Cobaan

Juni 08, 2016

Baca Juga

Saya tak punya banyak kesempatan berpetualang di masa sekolah dulu. Bukan tak mau. Bapak terlalu protektif pada anak sulungnya. Meski teman-teman sepantaran saya sudah bepergian kemana-mana, lintas kabupaten sekalipun, bapak masih menegaskan teritori tertentu. Saya cukup menjadi pendengar yang baik saat teman-teman puas bercerita pengalaman berkendara ke kota, waswas ditilang polisi, ngebut di tikungan, hingga merasai jalanan ke wisata pemandian Lewaja.

Bapak tak pernah mengizinkan saya pergi jauh-jauh. Pandai menggeber motor, jarak tempuh terbanyak hanya seputar sekolah dan rumah teman. Seingat saya, jarak terjauh mungkin bisa dicapai jika bulan Ramadan tiba. Usai shalat Subuh, saya biasa mencari hiburan ke desa yang berada di puncak pegunungan. Tentu, beramai-ramai bersama anak remaja lainnya.

"Kamu belum punya SIM, awas ditahan polisi," ancam bapak selalu. Polisi terkadang jadi momok bagi anak remaja seperti kami.

Jelang memasuki dunia perkuliahan, bapak baru merestui urusan SIM saya. Saat itulah saya baru punya kebebasan menjelajah kesana-kemari, tanpa takut ditegur atau dimarahi orang tua. Tetapi, masih sebatas kota Makassar saja. Akh, masa kuliah memang selalu menjadi "pelarian" sekaligus pembebasan bagi anak remaja kampung seperti kami.

Barangkali dari sanalah jiwa jelajah saya terbentuk. Lama dikerangkeng, begitu penasaran dengan dunia luar. Banyak hal yang menurut saya butuh ditapaki.

Mata selalu terasa nyaman melihat tempat-tempat baru. Darah saya berdesir, seperti orang yang pertama kali jatuh cinta. Bahasa-bahasa baru terasa cukup menggelikan sekaligus menyenangkan.

Sejauh ini, Tana Toraja termasuk daerah baru bagi saya.
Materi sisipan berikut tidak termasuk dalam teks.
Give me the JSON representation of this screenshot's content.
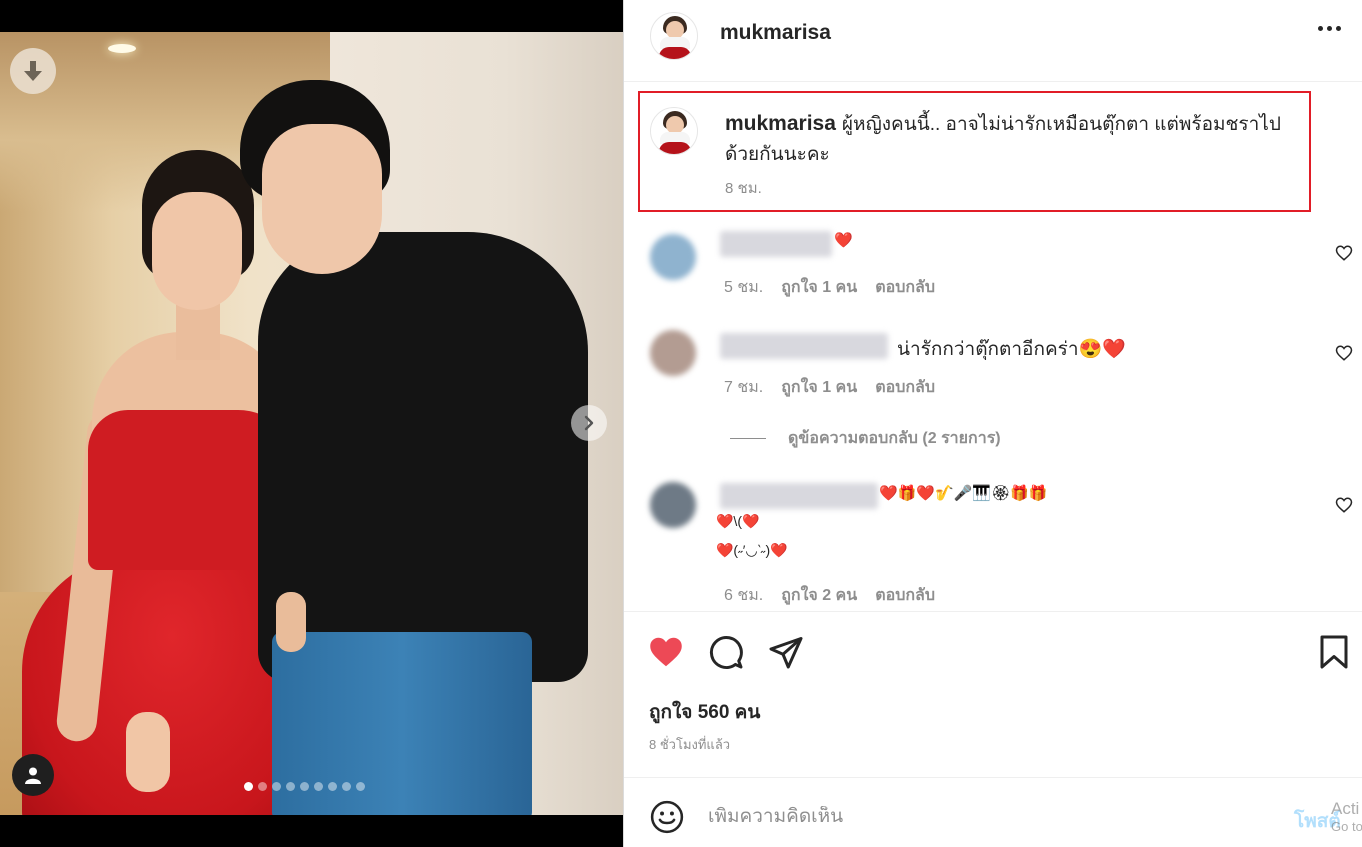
{
  "post": {
    "username": "mukmarisa",
    "caption": "ผู้หญิงคนนี้.. อาจไม่น่ารักเหมือนตุ๊กตา แต่พร้อมชราไปด้วยกันนะคะ",
    "caption_time": "8 ชม."
  },
  "carousel": {
    "total": 9,
    "active_index": 0
  },
  "comments": [
    {
      "text": "❤️",
      "time": "5 ชม.",
      "likes": "ถูกใจ 1 คน",
      "reply": "ตอบกลับ"
    },
    {
      "text": "น่ารักกว่าตุ๊กตาอีกคร่า😍❤️",
      "time": "7 ชม.",
      "likes": "ถูกใจ 1 คน",
      "reply": "ตอบกลับ"
    },
    {
      "text": "❤️🎁❤️🎷🎤🎹🏵🎁🎁",
      "line2": "❤️\\(❤️",
      "line3": "❤️(˶′◡‵˶)❤️",
      "time": "6 ชม.",
      "likes": "ถูกใจ 2 คน",
      "reply": "ตอบกลับ"
    }
  ],
  "view_replies": "ดูข้อความตอบกลับ (2 รายการ)",
  "likes_count": "ถูกใจ 560 คน",
  "posted_ago": "8 ชั่วโมงที่แล้ว",
  "add_comment": {
    "placeholder": "เพิ่มความคิดเห็น",
    "post_label": "โพสต์"
  },
  "watermark": {
    "line1": "Acti",
    "line2": "Go to"
  },
  "colors": {
    "like_red": "#ed4956",
    "highlight_box": "#e11d27",
    "post_blue": "#b2dffc"
  },
  "icons": [
    "download-icon",
    "chevron-right-icon",
    "user-tag-icon",
    "more-icon",
    "heart-icon",
    "comment-icon",
    "share-icon",
    "bookmark-icon",
    "emoji-icon"
  ]
}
Dalam ingatan, saya pernah ke tempat seribu tongkonan ini. Namun itu sudah terlampau silam. Ingatan tentangnya sudah suram. Pertama, liburan ke Londa dan Wai Makula bersama teman sekelas merayakan kelulusan SD. Kedua, dirujuk ke RSUD Lakipadada gegara kecelakaan motor.

Sebenarnya, jarak Tana Toraja (Tator) tak begitu jauh dari rumah. Perbatasannya di arah utara Enrekang hanya memakan waktu 5-10 menit. Sebagian teman-teman SMA saya bahkan berdomisili disana. Sesekali saya pernah main ke rumah mereka.
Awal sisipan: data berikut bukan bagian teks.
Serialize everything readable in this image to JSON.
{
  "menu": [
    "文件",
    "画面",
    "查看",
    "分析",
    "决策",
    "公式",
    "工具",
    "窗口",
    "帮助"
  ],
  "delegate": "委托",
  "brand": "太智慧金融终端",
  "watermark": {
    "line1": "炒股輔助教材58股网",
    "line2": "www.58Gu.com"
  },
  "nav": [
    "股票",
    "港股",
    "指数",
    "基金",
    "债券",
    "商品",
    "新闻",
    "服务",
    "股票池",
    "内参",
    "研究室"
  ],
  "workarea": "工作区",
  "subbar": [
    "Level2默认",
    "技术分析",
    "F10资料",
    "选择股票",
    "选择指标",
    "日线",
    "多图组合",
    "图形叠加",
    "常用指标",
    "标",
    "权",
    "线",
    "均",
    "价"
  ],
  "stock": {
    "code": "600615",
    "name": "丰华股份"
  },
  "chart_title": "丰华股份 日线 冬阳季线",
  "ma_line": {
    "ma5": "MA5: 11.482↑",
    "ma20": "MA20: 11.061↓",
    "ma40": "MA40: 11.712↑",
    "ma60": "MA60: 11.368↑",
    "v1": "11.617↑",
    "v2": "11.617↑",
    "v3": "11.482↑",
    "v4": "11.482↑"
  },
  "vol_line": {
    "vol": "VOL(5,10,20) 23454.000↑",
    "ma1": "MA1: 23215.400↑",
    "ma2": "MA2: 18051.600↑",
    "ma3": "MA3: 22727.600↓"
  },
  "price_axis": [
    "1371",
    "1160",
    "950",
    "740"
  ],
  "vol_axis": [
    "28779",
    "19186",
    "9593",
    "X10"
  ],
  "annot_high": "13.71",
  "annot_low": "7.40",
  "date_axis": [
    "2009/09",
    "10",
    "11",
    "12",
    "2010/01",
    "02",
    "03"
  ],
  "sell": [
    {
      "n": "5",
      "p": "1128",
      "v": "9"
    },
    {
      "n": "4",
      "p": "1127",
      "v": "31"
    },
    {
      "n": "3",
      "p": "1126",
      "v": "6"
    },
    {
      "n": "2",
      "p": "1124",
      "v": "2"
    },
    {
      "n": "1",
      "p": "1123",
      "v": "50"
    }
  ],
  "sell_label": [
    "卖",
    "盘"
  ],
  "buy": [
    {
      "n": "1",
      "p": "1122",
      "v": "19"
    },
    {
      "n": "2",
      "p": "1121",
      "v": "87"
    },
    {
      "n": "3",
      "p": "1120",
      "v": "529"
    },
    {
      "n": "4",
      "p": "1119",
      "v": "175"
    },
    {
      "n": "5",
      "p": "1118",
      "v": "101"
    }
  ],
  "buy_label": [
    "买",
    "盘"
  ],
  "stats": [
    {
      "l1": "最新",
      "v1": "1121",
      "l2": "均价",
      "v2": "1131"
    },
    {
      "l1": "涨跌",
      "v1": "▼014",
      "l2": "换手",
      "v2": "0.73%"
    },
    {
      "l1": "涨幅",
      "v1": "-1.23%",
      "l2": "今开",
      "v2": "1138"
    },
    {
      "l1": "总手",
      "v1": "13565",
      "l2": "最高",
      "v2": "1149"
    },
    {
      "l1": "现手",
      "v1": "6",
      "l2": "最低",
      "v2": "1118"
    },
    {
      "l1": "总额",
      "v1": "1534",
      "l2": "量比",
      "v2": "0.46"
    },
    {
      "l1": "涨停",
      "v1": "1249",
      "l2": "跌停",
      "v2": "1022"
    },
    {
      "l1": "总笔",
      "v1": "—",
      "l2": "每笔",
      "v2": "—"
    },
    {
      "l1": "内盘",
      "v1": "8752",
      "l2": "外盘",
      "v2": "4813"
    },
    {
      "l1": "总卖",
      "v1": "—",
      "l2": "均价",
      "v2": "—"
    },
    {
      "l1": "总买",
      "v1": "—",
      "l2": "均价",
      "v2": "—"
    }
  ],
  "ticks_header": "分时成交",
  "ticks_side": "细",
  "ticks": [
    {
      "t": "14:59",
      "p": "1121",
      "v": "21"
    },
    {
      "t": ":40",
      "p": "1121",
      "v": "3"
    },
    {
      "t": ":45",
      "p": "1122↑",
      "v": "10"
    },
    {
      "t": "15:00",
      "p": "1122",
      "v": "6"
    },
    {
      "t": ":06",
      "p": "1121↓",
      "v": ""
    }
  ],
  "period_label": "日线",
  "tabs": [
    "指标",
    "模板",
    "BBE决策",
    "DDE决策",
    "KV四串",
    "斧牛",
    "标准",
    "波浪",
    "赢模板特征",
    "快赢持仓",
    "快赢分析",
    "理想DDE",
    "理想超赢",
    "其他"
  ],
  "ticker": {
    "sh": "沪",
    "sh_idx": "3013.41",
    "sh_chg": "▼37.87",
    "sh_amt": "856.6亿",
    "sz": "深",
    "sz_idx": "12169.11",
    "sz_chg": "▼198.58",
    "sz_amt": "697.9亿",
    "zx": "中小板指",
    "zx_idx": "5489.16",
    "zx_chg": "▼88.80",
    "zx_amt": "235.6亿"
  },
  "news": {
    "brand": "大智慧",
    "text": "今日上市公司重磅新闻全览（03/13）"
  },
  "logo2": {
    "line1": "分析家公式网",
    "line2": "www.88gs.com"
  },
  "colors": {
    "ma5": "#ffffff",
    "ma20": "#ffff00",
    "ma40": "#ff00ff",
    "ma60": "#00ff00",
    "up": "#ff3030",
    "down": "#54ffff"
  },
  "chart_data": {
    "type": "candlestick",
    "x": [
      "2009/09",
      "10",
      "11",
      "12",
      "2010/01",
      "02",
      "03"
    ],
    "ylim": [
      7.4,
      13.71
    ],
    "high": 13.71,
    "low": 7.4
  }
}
Di benak saya hanya terpaut tentang jalanan lurus dan besar ke arah utara. Tak jauh berbeda dengan jalanan ke ibukota kabupaten Enrekang. Meski sempat kesasar di beberapa percabangan jalan, saya terbantu Google Map yang menunjukkan lokasi rumah sakit. Sayang, tujuan saya ke Tana Toraja bukan untuk liburan...

***

RSUD Lakipadada. (ImamR)
Ramadan disini terasa begitu sepi. Nuansanya tak jauh berbeda dengan hari-hari biasa. Tak usah berharap mendengarkan suara muadzin berkumandang di lima waktu. Mayoritas penduduk non-muslim. Jumlah masjid tak lebih banyak dibanding cabang-cabang jalan porosnya.

Untuk tahu kapan waktu sahur atau berbuka, hanya bisa memanfaatkan angka 1-12 di pergelangan tangan. Bagi yang lebih lihai, bisa pakai jalur terbenamnya matahari. Atau ingin lebih modern dan simple? Cukup amati timeline status di media sosial terdekat semisal BBM. Kata-kata bernada "Alhamdulillah" yang tampil beruntun sudah mewakili waktu membatalkan puasa.
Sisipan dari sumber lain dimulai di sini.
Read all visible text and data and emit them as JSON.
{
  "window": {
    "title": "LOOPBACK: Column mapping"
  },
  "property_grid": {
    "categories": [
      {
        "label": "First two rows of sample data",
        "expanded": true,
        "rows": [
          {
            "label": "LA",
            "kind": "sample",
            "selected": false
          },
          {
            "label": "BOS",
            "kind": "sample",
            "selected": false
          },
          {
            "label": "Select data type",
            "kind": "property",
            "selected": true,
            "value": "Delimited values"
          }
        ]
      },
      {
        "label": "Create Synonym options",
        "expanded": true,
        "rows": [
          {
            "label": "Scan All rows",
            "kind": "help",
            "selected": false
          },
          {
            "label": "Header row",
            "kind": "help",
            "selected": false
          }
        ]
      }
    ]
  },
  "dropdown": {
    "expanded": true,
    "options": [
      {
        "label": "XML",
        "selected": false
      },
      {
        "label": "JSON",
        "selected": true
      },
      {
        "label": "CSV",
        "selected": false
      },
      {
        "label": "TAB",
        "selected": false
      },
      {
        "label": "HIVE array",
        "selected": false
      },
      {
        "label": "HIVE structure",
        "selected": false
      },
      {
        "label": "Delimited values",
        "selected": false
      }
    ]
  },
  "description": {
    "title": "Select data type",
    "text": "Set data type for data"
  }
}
Sebagian besar warung makanan juga masih beroperasi sebagaimana biasanya. Tak tanggung-tanggung, makanan yang ditawarkan juga kerap membuat air liur menetes. Bakso dari binatang berhidung datar dihalalkan disini. Plang tiap warung terang-terangan menunjukkan salah satu menu andalan itu.

Akan tetapi, suasana seperti itu seharusnya memberikan "tantangan khusus" bagi umat muslim yang sedang berpuasa. Toleransi tetap berjalan. Karena puasa bukan sekadar menahan lapar. Bukankah puasa adalah soal bagaimana menahan godaan dan menjaga hawa nafsu? Semakin banyak tantangan, semakin tinggi tingkat keimanan seseorang di mata Tuhan.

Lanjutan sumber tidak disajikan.